Шрифт:
Закладка:
— Товарищ сержант, ваше приказание выполнено.
— Ладно, можешь ложиться спать.
Можно и поспать, до подъема еще два часа, а иногда и целых три. Но тут как-то и взводный лейтенант (забыл фамилию) умерил сержантское рвение, заметив: «А чего вы к Комарову придираетесь? По политзанятиям у него отлично, стреляет хорошо. В чем дело?»

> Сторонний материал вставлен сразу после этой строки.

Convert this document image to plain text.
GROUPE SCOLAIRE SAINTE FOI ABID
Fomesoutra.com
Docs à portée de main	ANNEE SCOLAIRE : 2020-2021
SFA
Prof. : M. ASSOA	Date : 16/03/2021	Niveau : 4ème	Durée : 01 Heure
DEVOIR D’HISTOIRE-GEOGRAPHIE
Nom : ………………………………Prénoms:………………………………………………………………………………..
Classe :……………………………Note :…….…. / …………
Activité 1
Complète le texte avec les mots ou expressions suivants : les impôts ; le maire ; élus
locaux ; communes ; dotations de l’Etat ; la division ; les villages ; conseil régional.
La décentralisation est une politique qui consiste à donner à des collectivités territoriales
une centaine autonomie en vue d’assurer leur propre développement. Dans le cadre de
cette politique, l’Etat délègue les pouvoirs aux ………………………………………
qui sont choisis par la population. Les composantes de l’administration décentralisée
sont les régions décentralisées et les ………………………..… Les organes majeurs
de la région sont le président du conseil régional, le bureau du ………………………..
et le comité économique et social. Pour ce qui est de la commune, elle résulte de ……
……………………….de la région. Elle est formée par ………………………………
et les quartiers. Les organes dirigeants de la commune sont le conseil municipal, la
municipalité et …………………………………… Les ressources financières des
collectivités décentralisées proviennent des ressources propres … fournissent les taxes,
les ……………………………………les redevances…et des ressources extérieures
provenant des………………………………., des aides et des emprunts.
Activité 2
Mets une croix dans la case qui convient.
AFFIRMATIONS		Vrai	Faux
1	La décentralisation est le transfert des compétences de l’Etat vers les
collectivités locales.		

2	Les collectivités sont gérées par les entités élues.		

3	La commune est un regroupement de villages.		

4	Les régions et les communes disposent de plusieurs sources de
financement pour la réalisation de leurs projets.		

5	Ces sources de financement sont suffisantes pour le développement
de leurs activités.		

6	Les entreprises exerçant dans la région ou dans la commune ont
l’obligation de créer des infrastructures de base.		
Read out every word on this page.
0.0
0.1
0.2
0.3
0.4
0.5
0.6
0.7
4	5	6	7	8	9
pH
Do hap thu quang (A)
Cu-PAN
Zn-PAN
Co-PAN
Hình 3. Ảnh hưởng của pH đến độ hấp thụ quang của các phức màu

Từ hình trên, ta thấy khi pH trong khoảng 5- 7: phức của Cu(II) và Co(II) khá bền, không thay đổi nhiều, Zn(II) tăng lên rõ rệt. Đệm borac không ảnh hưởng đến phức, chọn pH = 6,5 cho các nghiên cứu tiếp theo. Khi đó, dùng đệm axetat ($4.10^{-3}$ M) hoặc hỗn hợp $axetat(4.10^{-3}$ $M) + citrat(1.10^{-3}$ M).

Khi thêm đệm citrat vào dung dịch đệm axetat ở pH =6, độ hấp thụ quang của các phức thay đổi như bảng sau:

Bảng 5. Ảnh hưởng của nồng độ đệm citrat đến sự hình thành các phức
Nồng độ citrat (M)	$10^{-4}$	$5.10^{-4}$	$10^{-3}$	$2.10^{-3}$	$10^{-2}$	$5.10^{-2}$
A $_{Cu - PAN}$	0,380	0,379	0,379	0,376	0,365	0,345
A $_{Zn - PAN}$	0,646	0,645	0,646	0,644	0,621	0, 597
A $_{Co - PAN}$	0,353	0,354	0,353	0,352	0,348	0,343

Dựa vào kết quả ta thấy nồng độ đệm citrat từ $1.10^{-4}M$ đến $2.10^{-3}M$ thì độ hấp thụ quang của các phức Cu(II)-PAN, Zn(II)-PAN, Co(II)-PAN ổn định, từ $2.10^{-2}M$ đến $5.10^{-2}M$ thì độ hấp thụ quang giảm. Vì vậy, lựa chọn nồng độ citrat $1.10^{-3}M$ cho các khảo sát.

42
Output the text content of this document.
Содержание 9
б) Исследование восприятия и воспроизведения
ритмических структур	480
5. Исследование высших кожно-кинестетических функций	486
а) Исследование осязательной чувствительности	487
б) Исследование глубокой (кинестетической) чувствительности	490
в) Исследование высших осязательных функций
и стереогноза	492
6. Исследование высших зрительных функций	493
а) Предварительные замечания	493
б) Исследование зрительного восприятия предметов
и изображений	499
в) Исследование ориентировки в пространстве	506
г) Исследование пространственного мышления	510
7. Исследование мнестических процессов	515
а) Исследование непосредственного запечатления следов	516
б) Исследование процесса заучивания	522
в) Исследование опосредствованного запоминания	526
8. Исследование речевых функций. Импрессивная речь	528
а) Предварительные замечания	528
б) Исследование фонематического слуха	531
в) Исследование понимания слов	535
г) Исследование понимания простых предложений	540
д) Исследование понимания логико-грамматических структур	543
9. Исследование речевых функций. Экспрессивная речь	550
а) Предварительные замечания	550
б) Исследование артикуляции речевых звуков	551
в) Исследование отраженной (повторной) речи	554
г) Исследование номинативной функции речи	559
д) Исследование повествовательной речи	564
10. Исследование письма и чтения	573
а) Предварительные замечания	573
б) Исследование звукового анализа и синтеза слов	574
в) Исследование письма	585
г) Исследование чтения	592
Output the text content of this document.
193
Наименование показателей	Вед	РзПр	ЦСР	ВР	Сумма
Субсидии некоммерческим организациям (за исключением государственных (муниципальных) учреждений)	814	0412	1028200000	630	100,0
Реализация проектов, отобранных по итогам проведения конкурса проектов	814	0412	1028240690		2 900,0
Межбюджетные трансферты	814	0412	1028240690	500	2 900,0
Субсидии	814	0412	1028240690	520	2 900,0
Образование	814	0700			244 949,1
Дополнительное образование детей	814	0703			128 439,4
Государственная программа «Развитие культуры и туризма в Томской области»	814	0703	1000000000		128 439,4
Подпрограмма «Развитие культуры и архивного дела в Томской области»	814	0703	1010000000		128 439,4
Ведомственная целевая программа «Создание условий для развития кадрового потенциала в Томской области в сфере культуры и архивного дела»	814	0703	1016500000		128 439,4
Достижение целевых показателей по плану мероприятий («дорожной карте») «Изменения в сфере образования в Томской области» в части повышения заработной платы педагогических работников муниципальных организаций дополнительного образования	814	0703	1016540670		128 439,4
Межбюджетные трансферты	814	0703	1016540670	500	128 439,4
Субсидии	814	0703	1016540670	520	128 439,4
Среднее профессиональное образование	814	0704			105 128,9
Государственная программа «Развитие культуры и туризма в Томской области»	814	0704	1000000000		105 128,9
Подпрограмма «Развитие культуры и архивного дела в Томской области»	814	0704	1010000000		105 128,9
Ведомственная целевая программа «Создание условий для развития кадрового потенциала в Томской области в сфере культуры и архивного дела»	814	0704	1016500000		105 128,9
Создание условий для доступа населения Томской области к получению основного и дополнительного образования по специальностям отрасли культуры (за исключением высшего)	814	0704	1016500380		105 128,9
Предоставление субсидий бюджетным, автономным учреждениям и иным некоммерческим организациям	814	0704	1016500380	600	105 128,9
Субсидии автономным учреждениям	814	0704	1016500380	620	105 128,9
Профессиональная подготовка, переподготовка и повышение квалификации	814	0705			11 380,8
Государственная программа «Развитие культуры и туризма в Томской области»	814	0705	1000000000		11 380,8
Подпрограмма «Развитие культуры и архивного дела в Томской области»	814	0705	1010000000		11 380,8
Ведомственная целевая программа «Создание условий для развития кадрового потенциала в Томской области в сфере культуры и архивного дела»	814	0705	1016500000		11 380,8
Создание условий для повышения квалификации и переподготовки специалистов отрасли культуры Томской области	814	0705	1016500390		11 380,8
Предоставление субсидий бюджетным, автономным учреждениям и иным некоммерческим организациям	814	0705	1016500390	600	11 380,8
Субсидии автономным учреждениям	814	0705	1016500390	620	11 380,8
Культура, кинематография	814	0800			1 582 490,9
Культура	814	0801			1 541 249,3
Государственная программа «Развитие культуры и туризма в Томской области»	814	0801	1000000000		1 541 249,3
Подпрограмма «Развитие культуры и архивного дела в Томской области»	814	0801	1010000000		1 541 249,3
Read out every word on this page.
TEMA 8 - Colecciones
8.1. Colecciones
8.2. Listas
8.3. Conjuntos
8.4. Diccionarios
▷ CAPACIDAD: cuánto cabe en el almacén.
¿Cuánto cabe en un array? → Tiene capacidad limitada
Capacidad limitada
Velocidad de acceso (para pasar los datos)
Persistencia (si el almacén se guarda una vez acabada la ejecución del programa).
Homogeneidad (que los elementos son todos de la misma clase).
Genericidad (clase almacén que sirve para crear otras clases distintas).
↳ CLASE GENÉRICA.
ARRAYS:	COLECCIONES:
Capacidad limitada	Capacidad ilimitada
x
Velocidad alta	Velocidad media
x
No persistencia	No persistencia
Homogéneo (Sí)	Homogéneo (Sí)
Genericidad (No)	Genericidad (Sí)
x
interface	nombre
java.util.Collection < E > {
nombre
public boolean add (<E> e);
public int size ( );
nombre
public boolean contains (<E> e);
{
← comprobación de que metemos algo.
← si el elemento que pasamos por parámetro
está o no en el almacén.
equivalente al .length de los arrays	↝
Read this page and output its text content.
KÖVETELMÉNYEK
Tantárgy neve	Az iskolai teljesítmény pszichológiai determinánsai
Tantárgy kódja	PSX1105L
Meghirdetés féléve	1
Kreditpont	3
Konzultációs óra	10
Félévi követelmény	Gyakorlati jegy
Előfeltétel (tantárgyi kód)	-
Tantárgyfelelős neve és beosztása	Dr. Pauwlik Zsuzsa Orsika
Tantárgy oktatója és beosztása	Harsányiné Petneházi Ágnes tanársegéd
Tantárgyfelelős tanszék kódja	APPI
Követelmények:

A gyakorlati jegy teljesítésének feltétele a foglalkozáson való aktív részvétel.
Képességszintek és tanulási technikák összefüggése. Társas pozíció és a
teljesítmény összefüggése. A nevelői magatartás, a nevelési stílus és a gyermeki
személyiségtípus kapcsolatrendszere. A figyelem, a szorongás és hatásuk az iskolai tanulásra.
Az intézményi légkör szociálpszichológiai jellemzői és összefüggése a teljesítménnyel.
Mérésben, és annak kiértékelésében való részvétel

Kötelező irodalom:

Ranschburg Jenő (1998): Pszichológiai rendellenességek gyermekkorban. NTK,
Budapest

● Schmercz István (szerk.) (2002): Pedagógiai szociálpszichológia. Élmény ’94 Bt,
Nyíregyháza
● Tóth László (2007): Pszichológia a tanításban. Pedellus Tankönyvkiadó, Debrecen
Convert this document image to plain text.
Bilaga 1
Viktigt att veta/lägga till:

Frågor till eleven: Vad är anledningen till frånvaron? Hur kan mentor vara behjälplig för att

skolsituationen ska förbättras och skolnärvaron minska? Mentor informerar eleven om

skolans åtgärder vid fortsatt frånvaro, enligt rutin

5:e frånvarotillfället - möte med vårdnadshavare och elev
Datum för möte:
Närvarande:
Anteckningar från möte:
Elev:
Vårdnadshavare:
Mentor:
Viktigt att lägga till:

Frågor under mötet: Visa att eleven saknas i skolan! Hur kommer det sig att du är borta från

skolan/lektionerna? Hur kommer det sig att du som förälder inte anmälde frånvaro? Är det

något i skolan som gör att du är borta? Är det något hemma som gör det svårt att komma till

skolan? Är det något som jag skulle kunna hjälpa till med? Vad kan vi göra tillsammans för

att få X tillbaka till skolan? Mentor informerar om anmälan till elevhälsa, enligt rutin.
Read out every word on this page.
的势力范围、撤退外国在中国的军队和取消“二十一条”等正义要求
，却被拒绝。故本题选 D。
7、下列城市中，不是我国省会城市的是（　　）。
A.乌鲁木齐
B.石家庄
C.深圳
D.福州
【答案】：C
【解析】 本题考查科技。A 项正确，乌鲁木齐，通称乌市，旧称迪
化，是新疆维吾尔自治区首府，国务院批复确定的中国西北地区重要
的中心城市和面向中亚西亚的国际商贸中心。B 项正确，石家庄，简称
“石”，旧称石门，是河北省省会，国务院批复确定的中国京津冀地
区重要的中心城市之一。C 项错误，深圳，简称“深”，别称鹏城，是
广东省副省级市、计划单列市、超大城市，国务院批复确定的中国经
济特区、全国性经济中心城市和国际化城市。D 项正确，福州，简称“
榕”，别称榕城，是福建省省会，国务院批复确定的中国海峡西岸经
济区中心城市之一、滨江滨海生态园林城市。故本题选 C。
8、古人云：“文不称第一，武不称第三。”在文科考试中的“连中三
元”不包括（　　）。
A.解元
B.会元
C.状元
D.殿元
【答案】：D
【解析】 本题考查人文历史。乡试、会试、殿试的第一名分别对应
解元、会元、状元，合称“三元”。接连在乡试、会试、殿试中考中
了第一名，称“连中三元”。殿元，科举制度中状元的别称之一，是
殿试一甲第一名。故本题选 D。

Вспоминая обстоятельства нашей службы в далекие 40-е годы, невольно сравниваешь их с условиями службы в годы 2000-е. Все выпавшие на нашу долю невзгоды (а я привел их самую малую толику) мы воспринимали как должное, само собой разумеющиеся. Теперь же мне иногда кажутся сильно преувеличенными стоны организации «Солдатских матерей» по поводу неудовлетворительного содержания их сыночков на армейской службе. Что это? Слабосильный, хлипкий призывной контингент пошел в армию? В тепличных условиях солдата не вырастишь. С другой стороны, у меня вызывает чувство омерзения к той части офицерского корпуса, и довольно значительной, которая забыла о своем прямом долге и променяла его на сугубо личные, шкурные, меркантильные устремления. Мы неукоснительно соблюдали требования субординации, но по службе у нас были единые цели, и мы это сознавали. Необеспечение солдата достойным питанием и другими предметами довольствия в современных условиях мне представляется государственным преступлением, связанным с воровством. Враги народа! Давно пора бы навести в армии надлежащий порядок и восстановить здесь наказание в виде расстрела, как за предательство. Речь идет о выживании государства.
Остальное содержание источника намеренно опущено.